Poor executive presence

The largest bucket, executive presence, is an amorphous concept, but 36% of the criticisms the consultants identified fit under this label.

To lack executive presence could mean you’re missing that je ne sais quoi that gives off leadership vibes. You may not be carrying yourself “in a way consistent with company culture,” Botelho and Creagh write. Or you simply may not come across as confident.

Gatekeepers who rejected the job candidates in the sample often commented on how a person failed to appear confident and, therefore, had a “lackluster executive presence.” Applicants who were perceived as self-assured applicants, on the other hand, were 2.5 times more likely to be hired, relative to others in the sample group.

An imperfect communication style  

How a person communicates can also boost or sink a career. Sometimes people don’t speak clearly, or tend to take the floor too often, or are just too quiet on topics that matter. Botelho and Creagh found that 28% of the “panda” problems in the candidates’ reviews were related to the way a person delivered information.

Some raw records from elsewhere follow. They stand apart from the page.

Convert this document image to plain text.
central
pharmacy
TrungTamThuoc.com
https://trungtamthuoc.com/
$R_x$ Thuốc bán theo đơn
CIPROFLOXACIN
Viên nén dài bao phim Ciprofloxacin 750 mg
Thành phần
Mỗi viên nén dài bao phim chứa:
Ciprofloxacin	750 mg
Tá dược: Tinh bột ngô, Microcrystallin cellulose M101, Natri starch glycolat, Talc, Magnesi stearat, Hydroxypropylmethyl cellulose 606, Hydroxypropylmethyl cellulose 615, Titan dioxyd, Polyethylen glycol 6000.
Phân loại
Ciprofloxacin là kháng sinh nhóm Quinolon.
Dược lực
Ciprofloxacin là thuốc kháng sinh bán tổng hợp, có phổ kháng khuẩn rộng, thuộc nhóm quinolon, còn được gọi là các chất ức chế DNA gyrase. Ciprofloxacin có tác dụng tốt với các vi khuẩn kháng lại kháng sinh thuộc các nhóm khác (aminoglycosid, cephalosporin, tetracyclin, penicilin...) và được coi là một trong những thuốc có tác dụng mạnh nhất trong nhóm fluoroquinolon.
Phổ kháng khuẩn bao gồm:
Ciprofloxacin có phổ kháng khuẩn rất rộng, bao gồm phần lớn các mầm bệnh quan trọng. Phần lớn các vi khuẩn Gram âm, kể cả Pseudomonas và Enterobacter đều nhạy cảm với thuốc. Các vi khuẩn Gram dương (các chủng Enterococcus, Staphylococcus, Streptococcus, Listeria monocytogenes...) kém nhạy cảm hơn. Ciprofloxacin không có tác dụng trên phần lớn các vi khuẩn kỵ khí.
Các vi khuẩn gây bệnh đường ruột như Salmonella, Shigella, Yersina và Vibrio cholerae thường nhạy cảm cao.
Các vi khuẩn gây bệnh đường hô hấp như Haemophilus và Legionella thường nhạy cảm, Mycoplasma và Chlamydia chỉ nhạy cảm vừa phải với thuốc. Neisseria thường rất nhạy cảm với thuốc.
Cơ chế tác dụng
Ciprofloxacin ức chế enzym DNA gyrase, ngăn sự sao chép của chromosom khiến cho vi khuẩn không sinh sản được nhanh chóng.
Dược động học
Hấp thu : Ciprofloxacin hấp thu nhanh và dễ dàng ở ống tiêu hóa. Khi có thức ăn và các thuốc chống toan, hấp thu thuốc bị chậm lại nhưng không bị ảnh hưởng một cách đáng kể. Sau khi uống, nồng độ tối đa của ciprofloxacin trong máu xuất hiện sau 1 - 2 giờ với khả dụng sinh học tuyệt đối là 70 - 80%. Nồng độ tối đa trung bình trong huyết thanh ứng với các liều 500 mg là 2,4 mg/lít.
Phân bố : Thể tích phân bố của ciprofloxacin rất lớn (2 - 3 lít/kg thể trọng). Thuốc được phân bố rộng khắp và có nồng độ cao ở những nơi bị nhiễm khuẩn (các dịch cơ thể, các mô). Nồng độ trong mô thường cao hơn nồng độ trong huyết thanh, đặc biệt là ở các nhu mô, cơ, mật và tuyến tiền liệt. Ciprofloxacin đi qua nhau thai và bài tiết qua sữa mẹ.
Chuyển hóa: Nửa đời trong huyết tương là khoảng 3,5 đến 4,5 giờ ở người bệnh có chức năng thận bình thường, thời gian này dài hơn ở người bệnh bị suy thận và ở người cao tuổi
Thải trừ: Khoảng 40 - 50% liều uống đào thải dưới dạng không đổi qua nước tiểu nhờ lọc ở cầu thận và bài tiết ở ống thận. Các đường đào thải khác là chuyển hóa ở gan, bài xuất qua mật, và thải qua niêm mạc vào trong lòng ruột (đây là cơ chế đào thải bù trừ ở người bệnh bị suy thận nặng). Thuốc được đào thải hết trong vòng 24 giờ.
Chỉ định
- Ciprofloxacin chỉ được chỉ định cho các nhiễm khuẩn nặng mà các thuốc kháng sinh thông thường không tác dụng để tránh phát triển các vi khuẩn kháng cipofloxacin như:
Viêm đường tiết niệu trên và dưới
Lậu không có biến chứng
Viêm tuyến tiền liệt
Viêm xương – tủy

The authors describe one executive who was deserving of a CFO job on paper, but who had “a long-winded, almost philosophical communication style” that the company feared would not go over well with investors. As a general rule, they found people who used colloquial language rather than esoteric terms were more likely to be hired.

Unfortunately, people who spoke with a foreign accent were also frequently found by U.S. companies to have a substandard communication style, and were 12% less likely to be hired. “We found that at least for some of these executives their insufficient language fluency lead them to be perceived as less competent than they were,” the authors note.

In analyzing candidates’ conversations, they found the weakest applicants were more focused on their own narrative versus that of their team: they used “I” twice as often as the rest of the sample. In contrast, talking in an interview about what your team has accomplished, without over-stressing your own contribution, telegraphs social intelligence befitting a leader, the review suggests.

Inferior peer-level relationships

Finally, people who were suited for a role on paper, and even well-liked by their managers, didn’t always receive the best reviews from their peers, raising red flags with employers and accounting for about 30% of the panda issues afflicting the candidates. An executive who is viewed as too self-interested, for instance, is a gamble—they may not be respected in a higher level role if they can’t build relationships and consensus.

Arguably, of the three trouble zones, this one, which speaks to one’s ability to relate to and have empathy for others, seems to be the least fixable. But for middle managers, the structure of corporate incentives may be part of the problem. For example, division leaders may be pitted against each other for corporate resources or rewards, the authors note.

Nonetheless, the best candidates find a way to connect with others across the company, even in a survival-of-the-fittest environment.

Pinpointing your pandas

Assessing your strengths and weaknesses against the three buckets that Botelho and Creagh identify is probably a useful exercise to build some self-awareness. Are you obviously insecure or always indecisive when you speak to large groups? Could you learn to be more succinct and direct when you’re giving people instructions? Do you balance your personal ambition with the goals of the group? Have you been looking and acting the part for the role you’d like to step into?

The next obvious question is: Do you care?

Maybe work doesn’t have to be an eternal self-improvement project. Perhaps climbing the rungs isn’t as essential as honing your skills or taking on trickier projects—and perhaps it isn’t your goal at all. In that case, your energy might be better devoted to developing the core skills required of your craft.

The ego-damaging details that you’re oblivious to, your “pandas,” may be awkward topics to address in a culture that —at least for now—accepts only faint accents, fetishizes confidence, and celebrates a certain cliched model of leadership.

But should you feel determined to scale the hierarchy, and you’re not sure why it hasn’t happened sooner, you may need to ask trusted colleagues for their most brutal feedback and brace yourself for the responses.